5 Mayıs 2008 Pazartesi

GİTME(LER)

…”tırtılın kaderi,kelebek olmaktır.”


Şehrin orta yerinde, her şeyi silip süpüren katı bir yürekten başka hiçbir şeyin farkında olmamanın rahatlığı içinde hoyratça nefes alıp veren bir sonbahar heykeli görmüştüm. Dakikalarca baktım…
Yaşamak ne kadar da ağır basıyordu insanoğluna.Karşı koyamadığımız,çıkıp üzerine ezemediğimiz öncelikteydi yaşam , nefesin ucunda. O kadar sıradan,o kadar haktan ve bir o kadar şakadandır da görünürde, yakıcı bir akıntı gibi yükselir içimizde sinsice.Onun şakası yoktur. Onun ,meydanı kimseye bırakmaya niyeti yoktur. O, istediği zaman alır; siz, onun vermeyi istemesini beklersiniz.
Tarifi ince;ama kendi taş gibi soğuk bir güzellikle uzaklara bakan heykel gözleri,her sokağı,her köşe başı denize açılan şehrime kafa tutuyordu. Az sonra, meydana bir melek akını bekliyor gibi sinsice güldü heykel. Kocaman beyaz kanatların kucağında yükselişini hayal ettim onun. Nefes almaya ,görmeye, duymaya inat gitme özlemi sardı ikimizi de.
Oysa, kanım sıcacık akarken damarlarımda ,yüreğimde hep daha güzelin ateşi yanarken , özleyeceğim bunca insan varken, kaygılarım sonsuz,umutlarım tazeyken ben taş olmanın rahatlığını yaşayamazdım ki onun gibi.Ama istedim,tüm şehir istedi kaçıp gitmeleri.
Yaklaşan serinlikle hoyrat rahatlığına kavuşurken heykel, yine de yaşıyor olmanın ,birgün gidebilme şansı taşıyor olmanın hınzırlığına gizlendi.Son bir kez daha yukarılarda melek izleri aradım.Kalabalığın uğultusuna karıştım ; çok karıştım………
Beklenmedik anlarda,beklenmedik düşüncelerde buluverir insan kendini.Hayat hiç bitmeyecekmiş gibi koşuştururken,her şeyi daha çok zaman varmış gibi ertelerken bilmez ki çıkacağı yolculukların hazırlığını yaptığını.
Kendi kararı zannettiği her kararda kalabalıklara uyduğunu,onlarla yola düştüğünü bilmez ki insan.
Dönüp dolaşıp kancanın ucunu kendine geçireceğini ve her asılışta kendini çekeceğini bilmez ki…
“Gitme”yi ,“git-“ eyleminin tekil ikinci kişiye göre olumsuzlaştırılması değil de, eylemin kendi adı, kendi çağrısı olduğunu hiç düşünmez ki ……..

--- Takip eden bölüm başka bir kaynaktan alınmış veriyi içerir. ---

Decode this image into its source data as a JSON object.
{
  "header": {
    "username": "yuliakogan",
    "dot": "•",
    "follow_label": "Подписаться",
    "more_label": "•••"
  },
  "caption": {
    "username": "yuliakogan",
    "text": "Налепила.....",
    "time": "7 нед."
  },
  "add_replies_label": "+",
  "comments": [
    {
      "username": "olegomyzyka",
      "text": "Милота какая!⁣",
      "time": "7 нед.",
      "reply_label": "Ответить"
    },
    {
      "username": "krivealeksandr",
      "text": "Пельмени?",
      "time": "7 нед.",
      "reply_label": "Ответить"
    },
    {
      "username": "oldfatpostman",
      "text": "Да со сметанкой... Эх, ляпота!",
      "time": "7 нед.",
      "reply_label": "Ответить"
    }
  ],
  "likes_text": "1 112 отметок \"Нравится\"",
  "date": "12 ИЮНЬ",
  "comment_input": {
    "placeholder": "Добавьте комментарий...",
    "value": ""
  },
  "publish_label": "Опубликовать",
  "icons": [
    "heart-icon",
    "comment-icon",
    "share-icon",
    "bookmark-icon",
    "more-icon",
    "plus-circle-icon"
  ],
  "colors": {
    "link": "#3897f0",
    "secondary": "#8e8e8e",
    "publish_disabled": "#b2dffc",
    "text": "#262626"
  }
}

Gidin. Gitmelerden korkmayın.Dönüşü işaretli yol haritaları durdurmaz insanı durduğu yerde.(Siz yine de bekleyenlere pek güvenmeyin.)
Her dönüşte yeniden başlamaya gücünüzü toplayın. Gidin;ama asıl zor olanın,”gitmeler”oldu- duğunu bile bile yaşamakta direnmek olduğunu hatırlayın.
Mumdan heykeller yapın kendinize; taşlara inat olsun.Ara sıra değil, her zaman sıcak tutun duruşlarınızı.
Gitmelerinize ortak aramayın;her melek akınına kanmayın. Yola çıkış yerinizi unutmayın. Beklediğimiz güzellikleri yaratın. Soğuk sonbahar heykellerinin eline ve insafına bırakmayın
yaşamı ve kendinizi. Ölümden sonra yıkanıp ovulmanın yaşamın pisliğinden olduğunu düşünenlere inanmayın.
Bir şehrin meydanında kaybolmaktan korkar halde bulursanız kendinizi,sağa sola iyi bakın.Sizinle aynı şeyi seyreden birileri mutlaka olacaktır.

Gidin; gitmelerden korkmayın! Mevsimi geldi yolculuğun gecikmeyin.